Here's what else we're watching:
- Sen. Marco Rubio talks technology in Chicago for his first major domestic policy speech of the campaign.
- Jeb Bush is weighing in on whether the U.S. should cut a deal that would allow Edward Snowden to return to the U.S. "He should be given no leniency," Bush tweeted Monday.
- As the Clinton campaign reportedly frets over the rise of Sanders in Iowa, it hired 20 more organizers to work the state, according the Des Moines Register .
Donald Trump is headed to Los Angeles on Friday to meet with an underground conservative group that has drawn the attention of several GOP presidential hopefuls.
Trump is set to speak to Friends of Abe for an off-the-record event, according to the Hollywood Reporter.
So far this election cycle, the group has hosted Ben Carson, Carly Fiorina, Mike Huckabee and Rand Paul, notes the Reporter.
Trump's arrival to Los Angeles comes in the wake of intense criticism directed toward the real-estate mogul for his comments about Mexican immigrants in which he labeled some as "rapists" and drug runners.
Several companies associated with Trump have severed ties.
Former Virginia Gov. Jim Gilmore is throwing his hat in the ring, according to the Richmond Times-Dispatch. For those still keeping track, that will make 17 Republicans running for president. Two in that tally -- Wisconsin Gov. Scott Walker and Ohio Gov. John Kasich -- are likely but still unofficial contenders. Welcome to the race, Gov. Gilmore.

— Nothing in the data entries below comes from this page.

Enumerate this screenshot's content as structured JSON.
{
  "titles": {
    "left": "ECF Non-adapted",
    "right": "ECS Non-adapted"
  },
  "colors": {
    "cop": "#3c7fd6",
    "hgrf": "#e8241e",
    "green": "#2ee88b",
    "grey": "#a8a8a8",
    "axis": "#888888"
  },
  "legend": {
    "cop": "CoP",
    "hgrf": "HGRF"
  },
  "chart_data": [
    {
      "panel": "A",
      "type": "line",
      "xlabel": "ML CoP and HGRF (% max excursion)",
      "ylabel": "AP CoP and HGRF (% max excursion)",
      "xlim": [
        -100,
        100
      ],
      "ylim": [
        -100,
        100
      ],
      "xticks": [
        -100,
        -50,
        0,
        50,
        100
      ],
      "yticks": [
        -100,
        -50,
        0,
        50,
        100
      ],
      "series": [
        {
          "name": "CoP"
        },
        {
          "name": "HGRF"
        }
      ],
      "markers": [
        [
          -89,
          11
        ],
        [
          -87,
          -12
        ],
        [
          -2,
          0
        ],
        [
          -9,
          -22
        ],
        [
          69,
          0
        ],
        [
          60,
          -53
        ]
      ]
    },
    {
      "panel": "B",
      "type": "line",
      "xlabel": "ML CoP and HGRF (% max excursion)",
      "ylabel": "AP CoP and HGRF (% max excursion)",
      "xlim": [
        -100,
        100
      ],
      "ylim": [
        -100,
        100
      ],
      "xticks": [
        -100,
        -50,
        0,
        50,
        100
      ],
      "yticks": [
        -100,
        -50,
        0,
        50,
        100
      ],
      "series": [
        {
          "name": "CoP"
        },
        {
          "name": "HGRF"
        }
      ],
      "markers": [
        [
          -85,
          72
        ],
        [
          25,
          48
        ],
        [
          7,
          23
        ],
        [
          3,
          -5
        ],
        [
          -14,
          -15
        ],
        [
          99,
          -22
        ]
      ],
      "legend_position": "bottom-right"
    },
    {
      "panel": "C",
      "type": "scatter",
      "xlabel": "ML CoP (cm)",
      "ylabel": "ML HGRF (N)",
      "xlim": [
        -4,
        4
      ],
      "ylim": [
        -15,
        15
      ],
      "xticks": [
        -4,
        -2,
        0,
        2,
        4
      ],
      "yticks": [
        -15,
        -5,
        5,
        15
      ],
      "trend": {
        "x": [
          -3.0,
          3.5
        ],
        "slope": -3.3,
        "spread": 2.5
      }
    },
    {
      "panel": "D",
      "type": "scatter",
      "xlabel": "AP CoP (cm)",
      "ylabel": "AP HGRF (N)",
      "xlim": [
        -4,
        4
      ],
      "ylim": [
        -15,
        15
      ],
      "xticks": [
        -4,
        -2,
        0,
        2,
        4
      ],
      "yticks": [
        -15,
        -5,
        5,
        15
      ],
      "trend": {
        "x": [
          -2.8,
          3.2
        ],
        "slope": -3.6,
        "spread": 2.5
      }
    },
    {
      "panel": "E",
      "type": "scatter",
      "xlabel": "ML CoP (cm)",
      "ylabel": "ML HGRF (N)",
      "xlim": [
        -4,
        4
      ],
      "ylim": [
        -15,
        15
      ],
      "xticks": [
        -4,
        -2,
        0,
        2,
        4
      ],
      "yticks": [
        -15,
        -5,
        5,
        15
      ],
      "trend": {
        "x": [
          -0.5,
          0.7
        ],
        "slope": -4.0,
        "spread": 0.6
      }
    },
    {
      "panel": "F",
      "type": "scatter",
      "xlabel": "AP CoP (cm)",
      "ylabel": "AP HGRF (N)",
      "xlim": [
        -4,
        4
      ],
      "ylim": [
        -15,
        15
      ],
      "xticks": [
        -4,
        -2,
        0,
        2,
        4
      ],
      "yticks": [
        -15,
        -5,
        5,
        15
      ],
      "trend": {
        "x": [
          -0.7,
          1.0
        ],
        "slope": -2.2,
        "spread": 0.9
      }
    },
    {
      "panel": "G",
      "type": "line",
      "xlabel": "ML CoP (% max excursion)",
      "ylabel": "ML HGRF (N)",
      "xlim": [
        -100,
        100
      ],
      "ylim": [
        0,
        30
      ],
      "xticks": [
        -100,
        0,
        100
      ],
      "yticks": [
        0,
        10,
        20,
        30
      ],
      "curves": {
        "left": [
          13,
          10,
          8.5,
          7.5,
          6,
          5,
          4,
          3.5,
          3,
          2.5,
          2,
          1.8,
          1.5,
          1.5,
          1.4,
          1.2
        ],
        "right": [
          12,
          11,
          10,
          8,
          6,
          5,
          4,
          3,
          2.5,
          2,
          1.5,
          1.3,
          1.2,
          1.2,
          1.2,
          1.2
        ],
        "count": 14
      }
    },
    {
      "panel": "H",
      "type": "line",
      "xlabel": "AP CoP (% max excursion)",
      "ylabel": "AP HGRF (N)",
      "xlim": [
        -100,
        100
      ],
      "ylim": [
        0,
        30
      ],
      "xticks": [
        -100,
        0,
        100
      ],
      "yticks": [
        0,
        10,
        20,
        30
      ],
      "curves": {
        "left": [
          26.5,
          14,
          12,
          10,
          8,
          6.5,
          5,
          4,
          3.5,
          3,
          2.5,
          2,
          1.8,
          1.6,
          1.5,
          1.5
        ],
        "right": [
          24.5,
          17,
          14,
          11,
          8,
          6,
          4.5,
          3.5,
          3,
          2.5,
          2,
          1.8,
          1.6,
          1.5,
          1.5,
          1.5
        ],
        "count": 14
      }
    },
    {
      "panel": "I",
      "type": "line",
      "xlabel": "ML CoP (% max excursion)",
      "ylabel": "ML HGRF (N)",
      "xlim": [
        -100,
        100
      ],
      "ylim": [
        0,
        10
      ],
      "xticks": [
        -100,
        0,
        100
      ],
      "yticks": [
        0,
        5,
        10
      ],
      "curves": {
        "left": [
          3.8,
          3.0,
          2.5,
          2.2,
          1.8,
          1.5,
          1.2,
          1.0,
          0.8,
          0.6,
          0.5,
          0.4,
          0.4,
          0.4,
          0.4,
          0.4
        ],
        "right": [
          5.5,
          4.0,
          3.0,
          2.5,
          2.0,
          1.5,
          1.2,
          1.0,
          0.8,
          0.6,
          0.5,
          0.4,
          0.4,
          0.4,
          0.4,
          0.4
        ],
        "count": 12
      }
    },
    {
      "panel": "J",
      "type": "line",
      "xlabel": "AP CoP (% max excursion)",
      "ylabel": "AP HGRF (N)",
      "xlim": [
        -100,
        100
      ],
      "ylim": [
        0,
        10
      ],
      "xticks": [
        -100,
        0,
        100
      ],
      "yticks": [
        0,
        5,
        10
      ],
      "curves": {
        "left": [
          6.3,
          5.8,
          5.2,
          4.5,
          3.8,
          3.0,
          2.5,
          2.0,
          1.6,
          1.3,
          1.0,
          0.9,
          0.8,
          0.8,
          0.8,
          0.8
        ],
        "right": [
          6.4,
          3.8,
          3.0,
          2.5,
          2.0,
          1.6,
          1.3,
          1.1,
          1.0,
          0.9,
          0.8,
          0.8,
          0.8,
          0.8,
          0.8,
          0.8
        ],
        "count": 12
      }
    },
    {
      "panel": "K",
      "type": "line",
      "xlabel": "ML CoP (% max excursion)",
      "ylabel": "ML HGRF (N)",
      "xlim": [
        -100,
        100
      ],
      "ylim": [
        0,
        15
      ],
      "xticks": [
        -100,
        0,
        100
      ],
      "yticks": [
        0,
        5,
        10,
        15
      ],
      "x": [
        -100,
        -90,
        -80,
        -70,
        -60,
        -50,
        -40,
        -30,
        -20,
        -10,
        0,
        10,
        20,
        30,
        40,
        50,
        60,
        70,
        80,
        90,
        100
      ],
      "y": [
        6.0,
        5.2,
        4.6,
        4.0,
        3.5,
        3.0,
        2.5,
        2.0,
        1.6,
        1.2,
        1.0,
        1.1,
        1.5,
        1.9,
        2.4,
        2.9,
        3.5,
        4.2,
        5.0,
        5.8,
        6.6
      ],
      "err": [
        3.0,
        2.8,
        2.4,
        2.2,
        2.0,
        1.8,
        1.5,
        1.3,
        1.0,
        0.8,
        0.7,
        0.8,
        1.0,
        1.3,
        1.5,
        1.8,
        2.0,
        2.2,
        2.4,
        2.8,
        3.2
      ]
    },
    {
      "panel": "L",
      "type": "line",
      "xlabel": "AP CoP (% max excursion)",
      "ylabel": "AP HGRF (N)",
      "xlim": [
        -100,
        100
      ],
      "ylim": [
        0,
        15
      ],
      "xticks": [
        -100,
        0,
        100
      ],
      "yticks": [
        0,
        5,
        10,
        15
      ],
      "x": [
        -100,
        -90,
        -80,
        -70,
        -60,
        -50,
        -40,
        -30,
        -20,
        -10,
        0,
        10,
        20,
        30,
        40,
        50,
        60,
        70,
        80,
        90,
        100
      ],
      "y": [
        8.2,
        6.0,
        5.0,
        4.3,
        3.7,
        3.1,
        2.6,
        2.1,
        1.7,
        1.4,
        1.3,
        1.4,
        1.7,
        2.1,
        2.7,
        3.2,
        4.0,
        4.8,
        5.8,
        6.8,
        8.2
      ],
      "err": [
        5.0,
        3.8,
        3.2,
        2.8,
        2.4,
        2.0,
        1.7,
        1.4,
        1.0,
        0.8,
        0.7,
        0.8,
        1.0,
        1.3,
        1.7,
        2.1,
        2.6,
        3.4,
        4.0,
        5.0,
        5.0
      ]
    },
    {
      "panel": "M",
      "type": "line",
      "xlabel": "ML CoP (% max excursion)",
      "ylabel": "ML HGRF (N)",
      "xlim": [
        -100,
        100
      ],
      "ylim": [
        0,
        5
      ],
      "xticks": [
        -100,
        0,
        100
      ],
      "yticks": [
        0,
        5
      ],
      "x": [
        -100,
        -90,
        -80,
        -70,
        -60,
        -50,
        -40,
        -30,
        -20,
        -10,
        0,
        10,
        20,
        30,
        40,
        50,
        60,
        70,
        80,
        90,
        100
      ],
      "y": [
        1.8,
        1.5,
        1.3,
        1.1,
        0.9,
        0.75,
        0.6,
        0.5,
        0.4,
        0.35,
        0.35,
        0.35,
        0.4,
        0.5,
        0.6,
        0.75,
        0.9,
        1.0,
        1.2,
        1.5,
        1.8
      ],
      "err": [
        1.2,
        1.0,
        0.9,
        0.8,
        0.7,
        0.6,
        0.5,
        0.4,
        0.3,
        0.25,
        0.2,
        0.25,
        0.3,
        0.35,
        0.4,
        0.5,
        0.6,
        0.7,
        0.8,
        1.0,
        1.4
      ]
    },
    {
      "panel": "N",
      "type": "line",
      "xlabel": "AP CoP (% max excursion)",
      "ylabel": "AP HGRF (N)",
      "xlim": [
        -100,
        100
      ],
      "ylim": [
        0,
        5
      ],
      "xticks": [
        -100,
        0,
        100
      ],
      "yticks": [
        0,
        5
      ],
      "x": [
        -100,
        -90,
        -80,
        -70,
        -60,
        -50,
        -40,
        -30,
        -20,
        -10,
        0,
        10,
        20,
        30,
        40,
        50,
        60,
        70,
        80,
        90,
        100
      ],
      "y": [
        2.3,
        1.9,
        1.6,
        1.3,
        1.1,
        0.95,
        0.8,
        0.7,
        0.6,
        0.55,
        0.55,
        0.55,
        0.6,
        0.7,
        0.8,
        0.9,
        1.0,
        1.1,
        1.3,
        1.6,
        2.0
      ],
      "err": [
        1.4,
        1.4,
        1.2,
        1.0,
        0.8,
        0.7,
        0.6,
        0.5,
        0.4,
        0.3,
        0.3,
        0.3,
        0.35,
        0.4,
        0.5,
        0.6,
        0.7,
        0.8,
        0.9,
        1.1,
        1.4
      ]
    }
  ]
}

Florida Sen. Marco Rubio kept up his regular pounding on Hillary Rodham Clinton as a politician of the past on Tuesday.
Speaking in Chicago, Rubio, who at 44 is the youngest candidate in the race, called Clinton "outdated."
Rubio has hit the "new vs. old, young vs. old" theme since his announcement speech in April, when he declared that "too many of our leaders and their ideas are stuck in the twentieth century." He did not name Clinton, who at 67 isn't even the oldest Democrat in the race, but has since left such subtly behind.